We also found that, although the pattern of rise in postoperative levels was the same in the THR and TKR groups, the TKR group showed significantly higher mean D-dimer levels on days 3, 5 and 7 as compared to the THR group. Shiota et al.7 also noted this difference but only on day 1 postoperatively. It has been suggested by McKenna et al.13 that the local mechanical effect of the tourniquet and resultant ischaemia during TKR may be responsible.
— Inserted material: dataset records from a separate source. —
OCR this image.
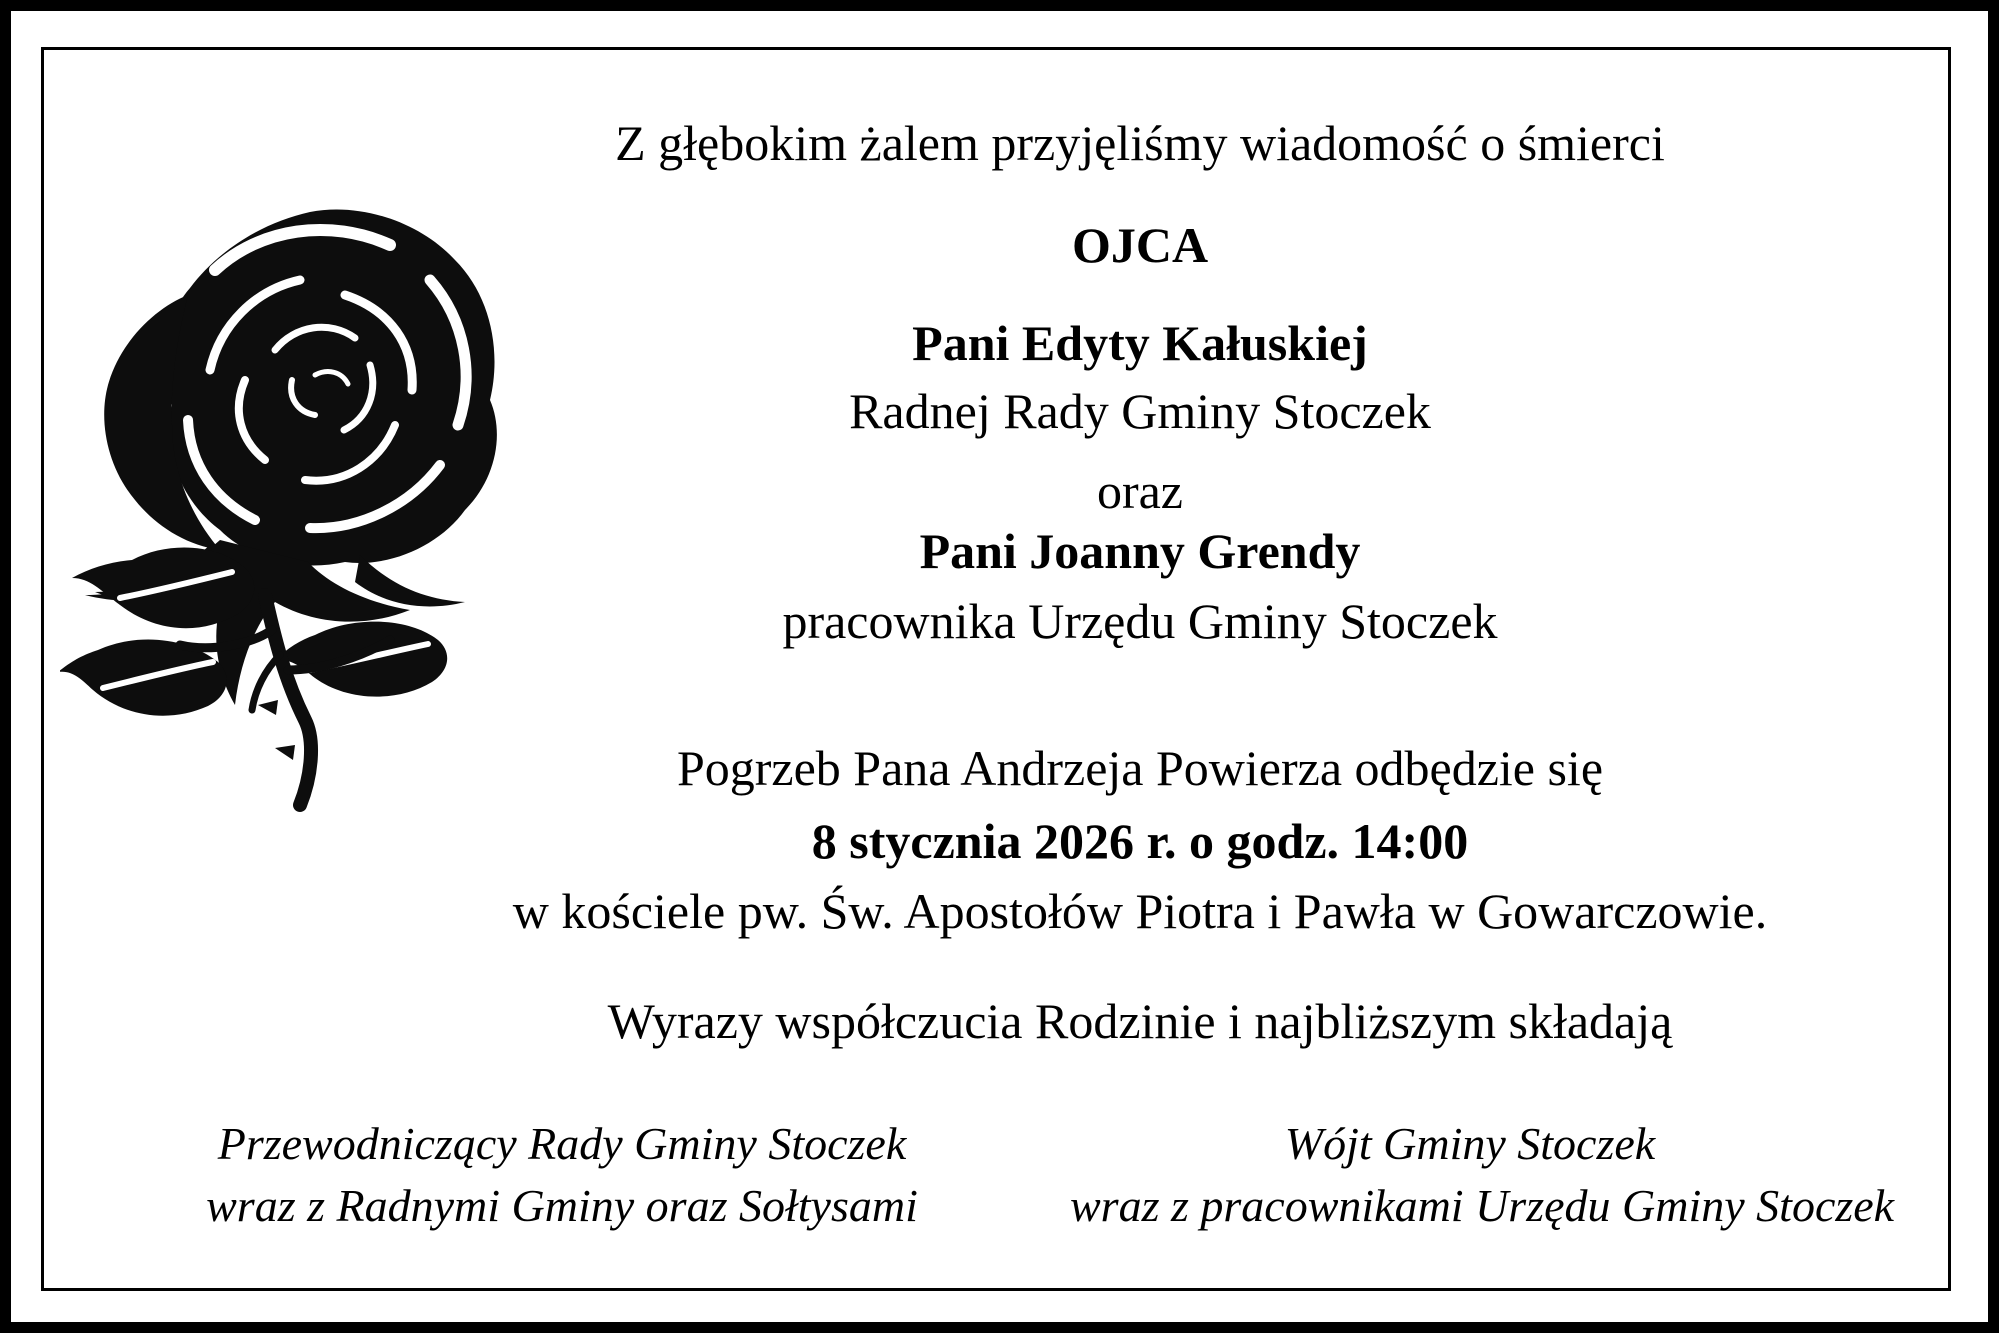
Z głębokim żalem przyjęliśmy wiadomość o śmierci
OJCA
Pani Edyty Kałuskiej
Radnej Rady Gminy Stoczek
oraz
Pani Joanny Grendy
pracownika Urzędu Gminy Stoczek
Pogrzeb Pana Andrzeja Powierza odbędzie się
8 stycznia 2026 r. o godz. 14:00
w kościele pw. Św. Apostołów Piotra i Pawła w Gowarczowie.
Wyrazy współczucia Rodzinie i najbliższym składają
Przewodniczący Rady Gminy Stoczek
wraz z Radnymi Gminy oraz Sołtysami
Wójt Gminy Stoczek
wraz z pracownikami Urzędu Gminy Stoczek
Although the primary aim of the study was to show what the normal D-dimer range was after hip and knee replacement, we felt that comparison with a group of patients who had a proven DVT was of interest given the wide-spread policy of insisting on the test prior to definitive investigation of thrombo-embolism. There was no statistical difference between the elevated postoperative D-dimer levels in our study group when compared with the group of radiologically confirmed DVT cases; however, given the relatively small numbers, we no more than suggest that these groups are indistinguishable in terms of their D-dimer level. It is, therefore, difficult to predict a threshold level whereby a diagnosis of DVT can be confirmed with any degree of certainty. These findings differ from those of Shiota et al.7 and Bongard et al.11 but are consistent with the results of Dunn et al.6 who, although noting that a combined measurement of D-dimer over a number of days may differentiate between patients with and without DVT, stated that individual measurements in this patient group were not predictive of thrombo-embolism.
Conclusions
This study indicates that D-dimer levels are always elevated for a week postoperatively following total hip or knee arthroplasty in the absence of a DVT. Levels in those patients with a DVT cannot be differentiated from those without. The use of this test in this patient group is a waste of resource and merely delays appropriate radiological investigation and treatment.
Acknowledgments
The authors would like to thank Dr Pauline Cook and Dr David Donaldson for their help in the conduct of this study.